LAWN GRUBS – Keep an eye out for lawn grubs, such as Army worm and Cut worm and treat  immediately if located. They love the humid weather and move quickly during this time. The first  sign will be larger patches of dead or dying lawn. If this occurs, look out for, small, white  butterflies flying low, above your lawn in the evenings. You can also tip a bucket of warm soapy  water over a healthy patch to the side of the already damaged turf to see what sort of  grubs/caterpillars come up. If you find evidence of these destructive critters, you can apply a  granulated lawn grub killer. This usually sorts the problem out quick smart.

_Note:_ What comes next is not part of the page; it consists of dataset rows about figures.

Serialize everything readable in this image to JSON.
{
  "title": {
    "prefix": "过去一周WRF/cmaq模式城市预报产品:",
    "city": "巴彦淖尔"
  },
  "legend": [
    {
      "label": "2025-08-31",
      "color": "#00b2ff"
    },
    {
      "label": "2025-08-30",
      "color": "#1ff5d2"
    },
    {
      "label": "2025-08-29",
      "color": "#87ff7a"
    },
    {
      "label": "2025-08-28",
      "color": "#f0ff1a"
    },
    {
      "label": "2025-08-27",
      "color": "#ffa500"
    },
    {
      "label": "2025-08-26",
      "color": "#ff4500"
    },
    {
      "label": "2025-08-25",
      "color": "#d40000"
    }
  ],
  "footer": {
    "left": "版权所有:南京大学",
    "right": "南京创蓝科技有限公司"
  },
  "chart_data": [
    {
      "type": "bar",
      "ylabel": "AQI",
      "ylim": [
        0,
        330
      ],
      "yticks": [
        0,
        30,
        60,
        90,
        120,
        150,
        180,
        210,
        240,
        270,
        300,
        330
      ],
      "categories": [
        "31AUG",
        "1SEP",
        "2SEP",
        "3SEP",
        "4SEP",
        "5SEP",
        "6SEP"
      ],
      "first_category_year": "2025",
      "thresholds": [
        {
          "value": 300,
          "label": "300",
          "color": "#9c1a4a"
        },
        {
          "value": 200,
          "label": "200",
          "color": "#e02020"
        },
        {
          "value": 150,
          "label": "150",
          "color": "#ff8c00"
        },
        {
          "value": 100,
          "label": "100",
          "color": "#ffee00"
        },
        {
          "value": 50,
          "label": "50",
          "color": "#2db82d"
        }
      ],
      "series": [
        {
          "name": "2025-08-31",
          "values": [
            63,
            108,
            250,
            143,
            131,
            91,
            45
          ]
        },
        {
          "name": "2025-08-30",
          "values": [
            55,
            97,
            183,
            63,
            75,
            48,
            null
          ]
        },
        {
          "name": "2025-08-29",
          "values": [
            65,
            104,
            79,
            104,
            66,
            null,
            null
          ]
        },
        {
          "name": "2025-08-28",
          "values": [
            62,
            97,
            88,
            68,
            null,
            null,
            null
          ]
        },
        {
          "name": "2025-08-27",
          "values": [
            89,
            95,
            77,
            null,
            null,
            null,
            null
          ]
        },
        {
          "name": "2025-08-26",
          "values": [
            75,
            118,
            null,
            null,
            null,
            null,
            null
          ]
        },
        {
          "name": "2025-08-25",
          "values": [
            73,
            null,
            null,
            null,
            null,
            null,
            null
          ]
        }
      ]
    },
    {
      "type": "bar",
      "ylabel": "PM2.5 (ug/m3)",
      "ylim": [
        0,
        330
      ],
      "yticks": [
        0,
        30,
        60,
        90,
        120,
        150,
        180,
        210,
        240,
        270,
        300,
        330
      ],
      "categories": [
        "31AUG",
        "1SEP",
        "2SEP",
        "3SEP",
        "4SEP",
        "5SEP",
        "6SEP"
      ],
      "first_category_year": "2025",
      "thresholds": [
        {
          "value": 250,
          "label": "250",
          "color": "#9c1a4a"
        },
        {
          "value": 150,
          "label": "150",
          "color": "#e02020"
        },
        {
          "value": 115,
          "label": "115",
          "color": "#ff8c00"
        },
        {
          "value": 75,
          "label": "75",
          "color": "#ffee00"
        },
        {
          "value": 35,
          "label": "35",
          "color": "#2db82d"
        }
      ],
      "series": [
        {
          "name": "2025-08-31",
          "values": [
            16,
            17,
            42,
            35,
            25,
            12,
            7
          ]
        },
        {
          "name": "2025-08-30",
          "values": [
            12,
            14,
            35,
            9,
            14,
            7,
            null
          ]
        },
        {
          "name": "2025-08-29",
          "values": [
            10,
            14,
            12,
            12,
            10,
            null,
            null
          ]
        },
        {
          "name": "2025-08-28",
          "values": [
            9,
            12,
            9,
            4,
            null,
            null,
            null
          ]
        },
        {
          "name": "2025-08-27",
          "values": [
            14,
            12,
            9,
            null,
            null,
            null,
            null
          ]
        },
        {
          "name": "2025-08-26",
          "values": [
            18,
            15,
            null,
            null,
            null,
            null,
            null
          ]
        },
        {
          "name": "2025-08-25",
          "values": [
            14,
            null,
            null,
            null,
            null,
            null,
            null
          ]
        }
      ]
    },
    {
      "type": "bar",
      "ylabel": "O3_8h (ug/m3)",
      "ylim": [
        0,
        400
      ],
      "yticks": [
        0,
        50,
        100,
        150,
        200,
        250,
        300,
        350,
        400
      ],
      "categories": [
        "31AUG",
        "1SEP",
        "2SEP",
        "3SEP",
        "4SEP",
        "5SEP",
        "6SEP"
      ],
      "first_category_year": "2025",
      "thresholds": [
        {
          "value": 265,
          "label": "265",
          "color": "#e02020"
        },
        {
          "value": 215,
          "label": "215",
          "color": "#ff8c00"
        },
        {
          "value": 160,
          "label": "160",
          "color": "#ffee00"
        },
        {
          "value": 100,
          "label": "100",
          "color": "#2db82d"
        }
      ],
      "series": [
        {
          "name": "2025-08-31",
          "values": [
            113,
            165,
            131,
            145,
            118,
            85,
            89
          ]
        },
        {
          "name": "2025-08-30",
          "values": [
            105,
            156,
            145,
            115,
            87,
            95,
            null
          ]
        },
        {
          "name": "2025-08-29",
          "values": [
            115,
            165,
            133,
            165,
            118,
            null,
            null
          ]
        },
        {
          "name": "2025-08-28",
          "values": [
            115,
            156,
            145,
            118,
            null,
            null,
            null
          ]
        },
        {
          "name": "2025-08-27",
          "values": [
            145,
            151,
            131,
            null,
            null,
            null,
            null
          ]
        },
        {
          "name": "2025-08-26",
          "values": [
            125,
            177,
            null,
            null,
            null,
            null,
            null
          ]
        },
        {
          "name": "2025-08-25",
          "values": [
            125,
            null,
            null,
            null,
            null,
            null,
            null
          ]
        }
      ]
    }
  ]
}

SMART IRRIGATION – Adjust irrigation run times as necessary. As nights get cooler and days too  start to cool down towards the end of the month, it’s well worth adjusting your irrigation  controller, to irrigate that bit less. This will save water for when you need it most, in the hottest  months. Even better if you can afford it, invest in a smart irrigation controller, such as the Hunter  Hydrawise Controller. Our allied member Hunter Industries, supply these units across a variety of  outlets in WA, at very reasonable pricing. For a few hundred dollars, this great controller manages  your scheduling year-round, without you having to do anything. They are a set and forget unit,  that result in up to 50% water savings.  

Mowing Your Lawn

Mow weekly at 15 – 20 mm height in March. DON’T MOW TOO LOW! You ought to be leaving at least a  third of the leaf at each mow. This will offer a superior leaf surface zone for your lawns for photosynthesis,  allowing the grass to create essential sugars which are key for its general wellbeing.  

Seriously, never take more than a third of the leaf off your lawn! This is really important in hot months.  The only exception to this recommended mowing height, is if you wish to renovate your lawn in Spring by hard mowing or Vertimowing. Definitely avoid scalping your lawn at this time of the year, it’s simply not a good idea.